Assad Regime Warns Israel after Chemical Weapons Plant Attacked

Israel Air Force F15 Eagle, Photo, GPO
Israel Air Force F15 Eagle, Photo, GPO

JERUSALEM, Israel – Syria's government warned of "dangerous repercussions" for Israel after an airstrike on a chemical weapons plant in Central Syria. Although Israel does not comment on such strikes, former Israeli National Security advisor Maj. Gen. (ret.) Ya'akov Amidror said the attack should not surprise anyone.
"If weapons systems are being produced for Hezbollah…it's only a logical explanation and is in the frame of the old policy," Amidror said.
The 2:30 a.m. attack targeted the Assad regime's Scientific Studies and Research Center in Masyaf, believed to have produced chemical weapons, along with an adjacent military facility storing missiles and rockets, and several weapons convoys en route to Hezbollah strongholds.
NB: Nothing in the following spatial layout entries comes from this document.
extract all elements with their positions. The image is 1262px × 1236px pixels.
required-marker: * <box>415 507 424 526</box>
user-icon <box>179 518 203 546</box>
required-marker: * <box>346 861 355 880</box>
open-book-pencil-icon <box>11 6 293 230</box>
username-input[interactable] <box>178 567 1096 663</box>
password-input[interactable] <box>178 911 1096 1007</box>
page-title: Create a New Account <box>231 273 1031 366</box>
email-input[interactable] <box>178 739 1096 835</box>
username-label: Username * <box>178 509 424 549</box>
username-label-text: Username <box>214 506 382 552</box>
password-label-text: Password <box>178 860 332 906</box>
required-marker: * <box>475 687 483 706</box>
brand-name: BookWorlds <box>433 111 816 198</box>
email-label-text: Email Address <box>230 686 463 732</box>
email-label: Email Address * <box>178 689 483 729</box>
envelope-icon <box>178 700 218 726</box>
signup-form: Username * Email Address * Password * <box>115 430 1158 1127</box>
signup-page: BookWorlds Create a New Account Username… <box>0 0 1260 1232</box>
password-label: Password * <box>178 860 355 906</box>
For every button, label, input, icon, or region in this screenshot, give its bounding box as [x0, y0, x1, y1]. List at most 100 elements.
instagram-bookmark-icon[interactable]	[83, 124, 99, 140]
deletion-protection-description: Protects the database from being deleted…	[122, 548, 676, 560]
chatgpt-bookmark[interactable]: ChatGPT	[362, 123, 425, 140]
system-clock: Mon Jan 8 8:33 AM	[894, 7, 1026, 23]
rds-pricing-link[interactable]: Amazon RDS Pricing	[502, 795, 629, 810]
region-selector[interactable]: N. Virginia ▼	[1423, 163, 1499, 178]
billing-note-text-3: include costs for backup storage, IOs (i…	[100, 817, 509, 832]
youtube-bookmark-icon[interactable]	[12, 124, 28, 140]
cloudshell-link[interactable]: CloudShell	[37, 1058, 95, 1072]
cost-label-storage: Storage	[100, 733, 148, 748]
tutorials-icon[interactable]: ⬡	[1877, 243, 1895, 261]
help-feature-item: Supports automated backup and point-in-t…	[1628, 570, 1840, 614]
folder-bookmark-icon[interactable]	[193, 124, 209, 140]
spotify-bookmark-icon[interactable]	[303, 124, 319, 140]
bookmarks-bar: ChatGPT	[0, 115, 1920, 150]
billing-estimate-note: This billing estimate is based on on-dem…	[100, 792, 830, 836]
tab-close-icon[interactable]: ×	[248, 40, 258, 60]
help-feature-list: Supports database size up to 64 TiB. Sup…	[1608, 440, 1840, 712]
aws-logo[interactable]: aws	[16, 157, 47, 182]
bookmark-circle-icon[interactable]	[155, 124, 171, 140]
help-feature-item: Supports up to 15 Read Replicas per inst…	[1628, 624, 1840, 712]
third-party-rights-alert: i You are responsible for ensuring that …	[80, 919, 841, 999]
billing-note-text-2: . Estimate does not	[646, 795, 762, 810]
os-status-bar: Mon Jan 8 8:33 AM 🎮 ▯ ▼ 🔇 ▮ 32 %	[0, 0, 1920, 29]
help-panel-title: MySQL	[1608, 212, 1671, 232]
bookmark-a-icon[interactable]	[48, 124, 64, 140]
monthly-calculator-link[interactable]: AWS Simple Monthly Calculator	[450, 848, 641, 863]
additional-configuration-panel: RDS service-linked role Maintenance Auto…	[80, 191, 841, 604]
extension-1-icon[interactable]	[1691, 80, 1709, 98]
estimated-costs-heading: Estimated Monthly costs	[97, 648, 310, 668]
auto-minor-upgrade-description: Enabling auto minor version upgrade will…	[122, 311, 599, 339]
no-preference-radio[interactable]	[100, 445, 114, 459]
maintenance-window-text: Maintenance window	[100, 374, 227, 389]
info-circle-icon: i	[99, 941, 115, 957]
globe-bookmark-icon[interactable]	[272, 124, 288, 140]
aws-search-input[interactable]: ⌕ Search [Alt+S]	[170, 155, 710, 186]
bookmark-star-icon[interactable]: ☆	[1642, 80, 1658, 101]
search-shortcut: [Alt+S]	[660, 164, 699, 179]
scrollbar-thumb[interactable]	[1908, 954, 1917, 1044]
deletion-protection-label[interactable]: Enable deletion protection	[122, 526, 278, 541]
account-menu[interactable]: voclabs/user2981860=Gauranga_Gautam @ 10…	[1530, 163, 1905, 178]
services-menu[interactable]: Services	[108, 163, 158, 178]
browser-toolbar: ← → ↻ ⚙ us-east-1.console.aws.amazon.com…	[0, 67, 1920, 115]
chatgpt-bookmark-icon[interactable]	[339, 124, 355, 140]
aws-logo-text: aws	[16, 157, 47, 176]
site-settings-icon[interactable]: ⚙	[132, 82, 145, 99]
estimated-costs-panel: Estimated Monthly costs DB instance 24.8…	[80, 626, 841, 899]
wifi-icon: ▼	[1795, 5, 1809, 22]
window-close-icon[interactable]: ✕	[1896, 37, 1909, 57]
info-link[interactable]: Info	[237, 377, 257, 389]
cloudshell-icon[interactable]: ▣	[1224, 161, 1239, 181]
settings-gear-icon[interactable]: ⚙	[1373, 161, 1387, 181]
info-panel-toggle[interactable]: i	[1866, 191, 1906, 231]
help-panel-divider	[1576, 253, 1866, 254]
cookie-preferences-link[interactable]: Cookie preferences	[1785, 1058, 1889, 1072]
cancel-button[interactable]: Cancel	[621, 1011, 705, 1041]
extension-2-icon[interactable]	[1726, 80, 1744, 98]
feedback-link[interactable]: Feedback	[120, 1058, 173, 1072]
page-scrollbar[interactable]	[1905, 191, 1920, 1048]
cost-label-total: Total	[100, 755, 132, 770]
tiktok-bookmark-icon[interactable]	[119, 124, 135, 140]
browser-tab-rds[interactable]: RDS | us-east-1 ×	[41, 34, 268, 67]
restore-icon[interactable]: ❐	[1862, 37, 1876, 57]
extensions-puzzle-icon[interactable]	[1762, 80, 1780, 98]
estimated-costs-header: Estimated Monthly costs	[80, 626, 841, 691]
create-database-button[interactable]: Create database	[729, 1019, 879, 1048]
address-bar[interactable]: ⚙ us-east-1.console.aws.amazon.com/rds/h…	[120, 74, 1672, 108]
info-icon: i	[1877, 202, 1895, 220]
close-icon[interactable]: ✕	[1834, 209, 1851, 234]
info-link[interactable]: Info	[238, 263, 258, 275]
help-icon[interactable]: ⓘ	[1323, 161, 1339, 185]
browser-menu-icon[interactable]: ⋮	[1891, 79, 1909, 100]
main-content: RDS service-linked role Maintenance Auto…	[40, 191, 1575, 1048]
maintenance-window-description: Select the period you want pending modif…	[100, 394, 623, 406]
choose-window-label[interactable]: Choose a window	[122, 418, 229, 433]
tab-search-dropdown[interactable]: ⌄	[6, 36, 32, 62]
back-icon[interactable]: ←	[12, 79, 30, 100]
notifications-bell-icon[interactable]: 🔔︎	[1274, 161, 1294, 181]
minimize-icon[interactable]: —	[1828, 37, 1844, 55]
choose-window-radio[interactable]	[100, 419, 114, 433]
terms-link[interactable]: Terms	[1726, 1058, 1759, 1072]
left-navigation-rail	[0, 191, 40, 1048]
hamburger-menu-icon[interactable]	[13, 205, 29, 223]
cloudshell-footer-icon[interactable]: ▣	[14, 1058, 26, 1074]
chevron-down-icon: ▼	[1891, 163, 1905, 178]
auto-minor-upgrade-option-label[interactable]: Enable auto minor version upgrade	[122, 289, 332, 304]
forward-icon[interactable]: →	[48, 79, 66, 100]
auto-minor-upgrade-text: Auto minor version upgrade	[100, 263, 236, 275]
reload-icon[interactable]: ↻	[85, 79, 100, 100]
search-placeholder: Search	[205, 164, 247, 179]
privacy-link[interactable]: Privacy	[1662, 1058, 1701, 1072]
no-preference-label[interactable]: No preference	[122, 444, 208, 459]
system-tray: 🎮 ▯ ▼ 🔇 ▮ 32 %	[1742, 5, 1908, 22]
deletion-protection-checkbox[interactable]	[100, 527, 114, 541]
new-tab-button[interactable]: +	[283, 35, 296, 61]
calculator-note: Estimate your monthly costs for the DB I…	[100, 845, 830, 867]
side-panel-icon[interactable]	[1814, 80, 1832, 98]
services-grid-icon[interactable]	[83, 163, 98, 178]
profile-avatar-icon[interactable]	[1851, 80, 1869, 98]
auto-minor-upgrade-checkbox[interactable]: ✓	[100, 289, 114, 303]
The Syrian army said two soldiers were killed in the attack.
On Thursday morning, Assad's government warned Israel of serious repercussions for the first attack on a formal research and development facility.
Amidror said Syrian President Bashar Assad's visit to the facility a few weeks ago may have signaled a transfer of its use to Hezbollah.
On Wednesday, in its 14th report since 2011, the U.N. said its investigators documented 33 chemical weapons attacks by the Assad regime over the course of the Syrian civil war.
Asked if Wednesday night's airstrike was related to the U.N. finding, Amidror said "you don't produce such an attack a few minutes after a U.N. announcement."
There is no doubt, he said, that Syria and Iran "are now very much connected. The question is who's making the decision, Assad or [Iranian Supreme Leader Ayatollah] Khamenei?
Asked if the Russians would retaliate for the strike, Amidror said "The Russians fully understand what Israel's interests and concerns are."
"It should be clear and has been clear for years," he said.
Amidror said the understandings between Russia and Israel are a good example of diplomacy at its best. The meetings between Israeli Prime Minister Benjamin Netanyahu and Russian President Vladimir Putin have been very good.
"We understand their interests and they must understand ours," he said. "The success of the diplomacy – the fact that we have an open access to the president of Russia is important.
"That we [Israel and Russia] are open with each other are a good example of how to conduct diplomacy when you don't agree with everything on the other side. Each side understands the other side's interests."
Amidror said he didn't believe the timing of the airstrike coincided with the Israel Defense Forces' war games taking place in the north.
"I don't think it's so important as part of the timing," he said, "tactically maybe but not strategically."
"We don't need this attack; we said this very clearly," he continued. "We will not allow them [the Assad regime] to build the capabilities of Hezbollah. It was said publically, clearly. Even without this attack we are ready to act whenever they cross the red lines."